Maxine Smith Remembered by Friends as Passionate and Tenacious

(Memphis) Memphis civil rights leader Maxine Smith is being remembered for her tenacity and passion. Friday she passed away. She was 83.

“When it comes to Maxine Smith I don’t think we I don’t think Webster has managed to compile words sufficient to express the gravity of her contributions,” Mayor A C Wharton said.

Her contributions may never be measured.

“She stands in the ranks of Nelson Mandela and other true pioneers,” he said.

Maxine Smith was a pioneer for civil rights.

“She was a warrior. So proud of her. She will be missed by me,” longtime friend State Representative Johnnie Turner said.
Turner summed up her mentor’s legacy with one word, passion.

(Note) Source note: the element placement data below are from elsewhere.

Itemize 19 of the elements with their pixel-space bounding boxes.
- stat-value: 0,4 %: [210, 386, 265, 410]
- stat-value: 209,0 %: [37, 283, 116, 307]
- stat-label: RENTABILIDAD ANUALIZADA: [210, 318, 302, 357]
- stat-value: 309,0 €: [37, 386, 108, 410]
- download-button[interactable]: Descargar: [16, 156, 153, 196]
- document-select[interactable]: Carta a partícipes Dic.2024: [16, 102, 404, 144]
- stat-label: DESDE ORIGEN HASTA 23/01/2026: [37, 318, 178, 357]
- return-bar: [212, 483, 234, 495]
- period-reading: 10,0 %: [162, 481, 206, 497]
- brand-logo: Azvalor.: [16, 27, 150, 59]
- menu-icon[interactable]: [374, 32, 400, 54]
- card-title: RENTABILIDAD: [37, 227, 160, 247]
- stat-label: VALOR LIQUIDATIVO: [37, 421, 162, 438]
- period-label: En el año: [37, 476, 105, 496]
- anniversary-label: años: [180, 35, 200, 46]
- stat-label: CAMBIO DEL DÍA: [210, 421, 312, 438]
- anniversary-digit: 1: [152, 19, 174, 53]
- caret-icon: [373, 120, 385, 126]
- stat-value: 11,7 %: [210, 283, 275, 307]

“She was passionate about education, passionate about poor people, passionate about the political process and understanding that a vote-less people was a hopeless people,” Turner said.

Smith had deep commitment to education. Turner said she saw the consolidation of Memphis and Selby County schools as a big accomplishment.

“That was one of the greatest victories because she had fought so long,” Turner said.

Smith’s fight for equality began in Memphis in 1957, after she was turned away from what is now the University of Memphis because of the color of her skin.

“That was the best thing that ever happened. She came straight to the NAACP office,”Turner said.

She filed suit against the school, and two years later, the first black students were admitted.

She became an executive secretary with the NAACP, a position she held more than 30 years.

She lead protest to end segregation in Memphis Public Schools and Businesses. She also lead the rise of black political power in Memphis.

“She recognized that unless you have people in power to make those decisions that it was not going to happen,” Turner said.

Dr. Willie Herenton became the first African American superintendent and elected mayor in Memphis. He credits Smith for his success.

“It is suffice to say I probably wouldn’t have become superintendent of schools at the age of 39 had their not been the leadership of Maxine Smith,” he said.
Vivacious and fearless, Maxine Smith made lives richer and fuller for the people and the city she loved.

“Maxine had a lot of fire. She had a lot of vigor and I think deep down inside of her she had very little tolerance for racial inequalities and injustices. I think she had a burning desire to break those barriers down,” Herenton said.